Viewing Splice as a run-of-the-mill horror film will disappoint nearly every viewer. If you are able to see beyond the buckets of blood to the principle content of twisted social morality, responsibility, and self-identity, you will find a deeply-involved metaphoric web of drama and revealing commentary. Go see it for some thought provoking ideas, but not for the great dialogue.

ZZWW Rating: 4/5 for letting the stupid people think it’s a dumb movie.

2 Comments leave one →
  1. Ashley M permalink
    05/11/2010 7:00 am

    i heard that splice was supposed to be scary and so i was skeptical, but it was actually a damn good movie. as someone who keeps up with science and has a lot of friends in chemistry/bioethics, it brought up a lot of ideas that i hadn’t thought about previously.

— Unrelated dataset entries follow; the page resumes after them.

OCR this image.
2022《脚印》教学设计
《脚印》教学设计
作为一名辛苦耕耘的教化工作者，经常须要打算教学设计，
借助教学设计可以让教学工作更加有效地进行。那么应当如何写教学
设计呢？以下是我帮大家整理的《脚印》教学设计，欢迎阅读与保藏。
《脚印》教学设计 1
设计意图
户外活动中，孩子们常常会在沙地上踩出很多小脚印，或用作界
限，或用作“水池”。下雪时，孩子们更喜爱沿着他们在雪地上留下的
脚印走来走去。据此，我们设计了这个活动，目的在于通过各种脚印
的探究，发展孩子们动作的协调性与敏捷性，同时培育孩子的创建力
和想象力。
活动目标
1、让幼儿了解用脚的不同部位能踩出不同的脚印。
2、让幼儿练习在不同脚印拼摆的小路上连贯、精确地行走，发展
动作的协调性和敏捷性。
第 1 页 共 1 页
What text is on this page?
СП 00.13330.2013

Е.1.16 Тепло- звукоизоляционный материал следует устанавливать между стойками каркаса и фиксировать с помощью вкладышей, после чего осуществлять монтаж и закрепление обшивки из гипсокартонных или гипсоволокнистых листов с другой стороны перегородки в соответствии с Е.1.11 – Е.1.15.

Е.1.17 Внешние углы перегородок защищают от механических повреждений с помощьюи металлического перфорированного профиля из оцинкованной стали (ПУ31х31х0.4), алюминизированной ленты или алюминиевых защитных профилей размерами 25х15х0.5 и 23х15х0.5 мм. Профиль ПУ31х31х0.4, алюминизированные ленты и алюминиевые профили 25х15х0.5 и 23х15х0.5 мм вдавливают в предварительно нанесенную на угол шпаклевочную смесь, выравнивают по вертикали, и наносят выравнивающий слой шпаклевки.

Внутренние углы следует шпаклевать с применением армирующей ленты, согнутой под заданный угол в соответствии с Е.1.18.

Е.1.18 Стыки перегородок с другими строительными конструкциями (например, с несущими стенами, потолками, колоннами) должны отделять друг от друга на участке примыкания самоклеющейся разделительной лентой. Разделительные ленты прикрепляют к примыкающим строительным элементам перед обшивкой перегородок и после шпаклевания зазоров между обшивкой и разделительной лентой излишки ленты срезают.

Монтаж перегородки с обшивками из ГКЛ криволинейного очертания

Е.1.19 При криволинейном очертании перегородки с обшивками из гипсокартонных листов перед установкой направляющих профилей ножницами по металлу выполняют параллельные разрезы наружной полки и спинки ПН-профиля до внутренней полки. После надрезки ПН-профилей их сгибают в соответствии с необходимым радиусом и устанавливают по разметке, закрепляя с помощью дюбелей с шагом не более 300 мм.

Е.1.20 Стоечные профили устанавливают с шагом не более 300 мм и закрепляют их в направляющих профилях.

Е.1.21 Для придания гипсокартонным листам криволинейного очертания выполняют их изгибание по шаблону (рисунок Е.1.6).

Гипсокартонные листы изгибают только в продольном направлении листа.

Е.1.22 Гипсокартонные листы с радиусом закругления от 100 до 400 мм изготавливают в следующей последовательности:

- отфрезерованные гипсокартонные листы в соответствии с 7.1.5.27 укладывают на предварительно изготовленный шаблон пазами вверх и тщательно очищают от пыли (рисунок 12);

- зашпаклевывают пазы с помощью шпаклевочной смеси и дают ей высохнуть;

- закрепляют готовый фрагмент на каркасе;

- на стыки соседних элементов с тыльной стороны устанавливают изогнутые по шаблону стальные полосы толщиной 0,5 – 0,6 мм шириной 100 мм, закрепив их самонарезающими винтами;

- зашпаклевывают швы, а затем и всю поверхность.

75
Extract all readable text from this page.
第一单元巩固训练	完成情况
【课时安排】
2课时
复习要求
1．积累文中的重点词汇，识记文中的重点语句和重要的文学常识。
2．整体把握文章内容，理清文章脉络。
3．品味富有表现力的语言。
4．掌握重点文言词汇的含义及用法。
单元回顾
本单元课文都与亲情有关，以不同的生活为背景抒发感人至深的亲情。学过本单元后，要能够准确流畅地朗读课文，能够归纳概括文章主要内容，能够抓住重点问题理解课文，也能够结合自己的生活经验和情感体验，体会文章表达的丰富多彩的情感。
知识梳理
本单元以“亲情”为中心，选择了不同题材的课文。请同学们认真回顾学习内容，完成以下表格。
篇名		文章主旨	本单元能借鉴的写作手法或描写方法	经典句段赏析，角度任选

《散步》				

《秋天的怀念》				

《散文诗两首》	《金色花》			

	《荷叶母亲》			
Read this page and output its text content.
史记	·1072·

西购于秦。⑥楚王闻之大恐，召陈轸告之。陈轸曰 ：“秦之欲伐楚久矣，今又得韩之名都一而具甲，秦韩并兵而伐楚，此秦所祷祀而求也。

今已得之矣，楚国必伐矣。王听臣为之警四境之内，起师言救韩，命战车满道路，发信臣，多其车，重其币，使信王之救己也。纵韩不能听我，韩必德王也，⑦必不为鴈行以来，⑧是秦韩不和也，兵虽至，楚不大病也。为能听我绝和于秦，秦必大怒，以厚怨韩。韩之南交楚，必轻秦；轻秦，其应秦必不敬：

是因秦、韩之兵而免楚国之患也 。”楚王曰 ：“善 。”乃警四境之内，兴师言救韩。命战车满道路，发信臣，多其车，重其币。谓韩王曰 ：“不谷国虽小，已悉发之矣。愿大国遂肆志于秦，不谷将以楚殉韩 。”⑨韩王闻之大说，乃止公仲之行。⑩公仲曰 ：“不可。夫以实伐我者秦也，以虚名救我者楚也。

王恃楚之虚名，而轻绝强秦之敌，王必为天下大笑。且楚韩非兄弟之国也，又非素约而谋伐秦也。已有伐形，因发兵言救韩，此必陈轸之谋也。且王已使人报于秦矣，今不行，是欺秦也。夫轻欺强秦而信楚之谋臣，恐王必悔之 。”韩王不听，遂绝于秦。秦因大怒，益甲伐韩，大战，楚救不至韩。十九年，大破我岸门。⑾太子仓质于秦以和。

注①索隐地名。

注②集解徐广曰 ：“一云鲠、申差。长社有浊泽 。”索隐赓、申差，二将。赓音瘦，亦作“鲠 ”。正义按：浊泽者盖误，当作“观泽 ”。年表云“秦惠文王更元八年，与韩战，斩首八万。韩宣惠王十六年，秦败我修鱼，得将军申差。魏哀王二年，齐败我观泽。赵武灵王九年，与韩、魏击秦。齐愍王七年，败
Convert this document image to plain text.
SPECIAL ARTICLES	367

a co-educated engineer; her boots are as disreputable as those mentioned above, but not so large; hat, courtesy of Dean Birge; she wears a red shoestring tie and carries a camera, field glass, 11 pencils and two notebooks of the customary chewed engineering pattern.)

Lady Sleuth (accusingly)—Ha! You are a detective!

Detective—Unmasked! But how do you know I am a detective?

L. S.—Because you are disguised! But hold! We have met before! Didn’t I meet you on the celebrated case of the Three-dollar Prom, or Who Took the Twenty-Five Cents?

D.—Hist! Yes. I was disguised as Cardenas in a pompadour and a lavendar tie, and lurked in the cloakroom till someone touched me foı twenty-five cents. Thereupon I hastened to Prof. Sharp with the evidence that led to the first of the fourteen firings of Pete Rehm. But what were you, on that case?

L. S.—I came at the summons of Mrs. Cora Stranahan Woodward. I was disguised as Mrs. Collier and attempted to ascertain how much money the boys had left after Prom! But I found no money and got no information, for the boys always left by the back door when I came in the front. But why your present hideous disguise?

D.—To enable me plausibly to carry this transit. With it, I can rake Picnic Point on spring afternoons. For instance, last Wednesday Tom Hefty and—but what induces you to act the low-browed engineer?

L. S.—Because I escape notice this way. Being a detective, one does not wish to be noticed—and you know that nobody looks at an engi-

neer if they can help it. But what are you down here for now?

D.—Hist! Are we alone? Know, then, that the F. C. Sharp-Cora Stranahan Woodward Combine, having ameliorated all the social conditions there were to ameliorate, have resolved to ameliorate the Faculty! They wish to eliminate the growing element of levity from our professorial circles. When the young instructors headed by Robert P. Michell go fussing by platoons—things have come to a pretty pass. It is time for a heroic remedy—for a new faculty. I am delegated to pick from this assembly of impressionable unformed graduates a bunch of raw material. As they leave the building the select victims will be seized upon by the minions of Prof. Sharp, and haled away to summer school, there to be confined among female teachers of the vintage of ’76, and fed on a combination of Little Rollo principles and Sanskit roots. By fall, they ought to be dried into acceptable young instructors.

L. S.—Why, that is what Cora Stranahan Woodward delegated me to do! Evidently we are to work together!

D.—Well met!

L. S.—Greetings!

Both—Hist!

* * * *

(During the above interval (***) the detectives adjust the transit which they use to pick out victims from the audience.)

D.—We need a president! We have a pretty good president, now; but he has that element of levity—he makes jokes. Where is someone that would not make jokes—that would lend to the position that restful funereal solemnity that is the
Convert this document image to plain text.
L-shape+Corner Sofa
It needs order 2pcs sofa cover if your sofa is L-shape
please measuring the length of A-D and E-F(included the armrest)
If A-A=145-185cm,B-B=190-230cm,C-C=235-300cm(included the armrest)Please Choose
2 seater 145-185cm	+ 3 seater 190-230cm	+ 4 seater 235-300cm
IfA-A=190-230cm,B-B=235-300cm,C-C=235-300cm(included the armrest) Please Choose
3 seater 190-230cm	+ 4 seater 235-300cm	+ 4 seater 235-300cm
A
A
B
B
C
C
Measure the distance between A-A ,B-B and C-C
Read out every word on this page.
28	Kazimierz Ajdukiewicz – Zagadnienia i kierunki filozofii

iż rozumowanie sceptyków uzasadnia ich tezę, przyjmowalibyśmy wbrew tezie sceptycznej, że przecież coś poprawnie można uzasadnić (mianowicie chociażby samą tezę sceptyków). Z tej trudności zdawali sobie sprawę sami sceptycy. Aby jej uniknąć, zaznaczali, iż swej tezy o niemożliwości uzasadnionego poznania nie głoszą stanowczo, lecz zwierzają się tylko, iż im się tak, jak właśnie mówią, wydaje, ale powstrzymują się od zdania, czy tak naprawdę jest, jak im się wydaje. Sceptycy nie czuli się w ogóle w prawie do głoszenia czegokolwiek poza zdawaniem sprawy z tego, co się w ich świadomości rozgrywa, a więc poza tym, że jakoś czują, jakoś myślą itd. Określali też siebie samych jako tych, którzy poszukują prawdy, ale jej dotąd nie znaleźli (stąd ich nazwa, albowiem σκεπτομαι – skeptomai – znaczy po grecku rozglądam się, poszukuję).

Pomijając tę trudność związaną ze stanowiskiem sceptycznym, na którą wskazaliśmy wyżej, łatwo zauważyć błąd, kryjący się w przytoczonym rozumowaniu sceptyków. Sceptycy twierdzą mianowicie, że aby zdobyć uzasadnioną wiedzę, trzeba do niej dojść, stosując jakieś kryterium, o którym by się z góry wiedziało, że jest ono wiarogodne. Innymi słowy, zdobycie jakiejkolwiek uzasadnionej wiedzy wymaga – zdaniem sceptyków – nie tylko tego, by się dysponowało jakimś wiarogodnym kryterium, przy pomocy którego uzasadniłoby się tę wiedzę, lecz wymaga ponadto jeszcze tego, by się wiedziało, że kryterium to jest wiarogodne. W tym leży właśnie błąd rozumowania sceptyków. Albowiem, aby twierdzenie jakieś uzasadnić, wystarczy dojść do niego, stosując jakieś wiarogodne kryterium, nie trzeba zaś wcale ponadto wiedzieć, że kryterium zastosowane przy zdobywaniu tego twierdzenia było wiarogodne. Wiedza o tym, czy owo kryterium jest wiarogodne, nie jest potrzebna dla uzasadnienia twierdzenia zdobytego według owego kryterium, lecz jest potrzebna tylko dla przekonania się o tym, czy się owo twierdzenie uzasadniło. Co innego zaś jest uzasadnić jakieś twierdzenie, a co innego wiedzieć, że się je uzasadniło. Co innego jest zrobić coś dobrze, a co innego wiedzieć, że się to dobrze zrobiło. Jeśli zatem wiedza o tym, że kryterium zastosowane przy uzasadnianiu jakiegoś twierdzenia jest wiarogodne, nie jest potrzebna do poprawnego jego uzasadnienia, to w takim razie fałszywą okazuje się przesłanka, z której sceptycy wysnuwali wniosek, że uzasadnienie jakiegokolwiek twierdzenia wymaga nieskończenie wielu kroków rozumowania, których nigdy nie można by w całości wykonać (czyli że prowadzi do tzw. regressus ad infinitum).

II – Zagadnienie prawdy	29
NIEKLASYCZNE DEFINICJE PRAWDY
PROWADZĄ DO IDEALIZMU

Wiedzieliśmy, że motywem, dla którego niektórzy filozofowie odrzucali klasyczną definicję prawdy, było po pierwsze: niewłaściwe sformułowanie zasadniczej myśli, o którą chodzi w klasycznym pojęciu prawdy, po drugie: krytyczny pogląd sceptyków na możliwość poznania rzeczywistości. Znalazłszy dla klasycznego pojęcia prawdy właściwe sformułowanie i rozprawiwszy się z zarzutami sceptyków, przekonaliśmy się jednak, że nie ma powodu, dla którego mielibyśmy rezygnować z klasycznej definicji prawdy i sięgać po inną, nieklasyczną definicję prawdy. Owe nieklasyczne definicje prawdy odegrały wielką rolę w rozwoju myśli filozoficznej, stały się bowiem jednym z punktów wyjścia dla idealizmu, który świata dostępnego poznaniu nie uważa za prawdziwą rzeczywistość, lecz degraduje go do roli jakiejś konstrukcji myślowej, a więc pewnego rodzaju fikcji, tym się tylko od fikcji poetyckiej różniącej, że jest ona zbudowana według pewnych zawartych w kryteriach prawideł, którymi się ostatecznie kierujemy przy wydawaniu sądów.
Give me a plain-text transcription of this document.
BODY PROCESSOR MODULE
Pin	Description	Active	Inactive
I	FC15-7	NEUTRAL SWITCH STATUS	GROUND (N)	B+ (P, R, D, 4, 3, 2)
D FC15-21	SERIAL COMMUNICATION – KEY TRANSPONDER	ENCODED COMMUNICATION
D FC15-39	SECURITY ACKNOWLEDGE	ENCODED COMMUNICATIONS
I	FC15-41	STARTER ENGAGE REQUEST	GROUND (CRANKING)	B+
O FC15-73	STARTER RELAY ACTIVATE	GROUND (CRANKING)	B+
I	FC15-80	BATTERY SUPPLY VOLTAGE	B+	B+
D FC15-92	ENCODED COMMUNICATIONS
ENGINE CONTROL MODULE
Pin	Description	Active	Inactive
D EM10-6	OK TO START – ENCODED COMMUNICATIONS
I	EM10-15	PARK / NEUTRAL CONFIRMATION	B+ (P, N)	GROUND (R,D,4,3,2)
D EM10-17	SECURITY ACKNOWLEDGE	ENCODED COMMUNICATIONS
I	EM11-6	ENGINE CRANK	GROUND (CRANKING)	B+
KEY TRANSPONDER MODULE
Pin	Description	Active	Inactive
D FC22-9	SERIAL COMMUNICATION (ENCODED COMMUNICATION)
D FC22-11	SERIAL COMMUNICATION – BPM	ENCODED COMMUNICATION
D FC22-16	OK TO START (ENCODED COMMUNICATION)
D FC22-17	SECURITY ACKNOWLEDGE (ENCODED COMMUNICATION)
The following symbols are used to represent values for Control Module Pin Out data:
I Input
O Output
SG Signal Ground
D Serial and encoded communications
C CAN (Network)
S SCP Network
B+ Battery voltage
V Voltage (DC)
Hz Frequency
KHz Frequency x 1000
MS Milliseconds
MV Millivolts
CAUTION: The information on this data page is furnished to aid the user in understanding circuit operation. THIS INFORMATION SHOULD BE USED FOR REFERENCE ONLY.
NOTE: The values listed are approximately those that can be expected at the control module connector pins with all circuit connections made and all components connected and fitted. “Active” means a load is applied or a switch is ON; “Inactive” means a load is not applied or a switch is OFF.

    for one thing, i never thought of dren as being human. until the end of the movie, i saw her as an experiment that violated protocol and was totally on clive’s side when he initially wanted to kill her. i was frustrated that elsa wanted to keep her, raise her like a child.

    as the movie went on, i was able to sympathize more with clive and elsa’s role as parents (although still keeping my “experiment” stance). i was more freaked out by clive’s incestous role in the love scene than i was that she wasn’t human (and hey, who doesn’t want to sprout wings when they climax?)

    i was especially freaked when male dren raped elsa and killed clive. this confirmed my stance that the part of it that was human lacked empathy and could not function properly in our society. oh, and elsa keeping the embryo?! that’s a big qu’est-ce que le fuck for me, lol.

    all in all, i’m glad i watched it. i didn’t think i’d like it that much.

    • 08/11/2010 2:14 pm

      omg a real comment! They happen so… never. I’m glad you liked the movie more than you initially thought you would. I completely agree that the science behind it is incredible and completely plausible, but was overlooked by a majority of the viewers. I felt Dren was an experiment up until Clive tried to kill her, then suddenly I gained empathy for her. I’m not so sure her human side didn’t have empathy itself but the animal side that lacks the empathy was too strong and won out in the end, overpowering any of the higher capabilities of her human side. Yeah keeping the embryo was a little twisted, but probably no moreso than Clive being attracted to Dren because she contained Elsa’s DNA.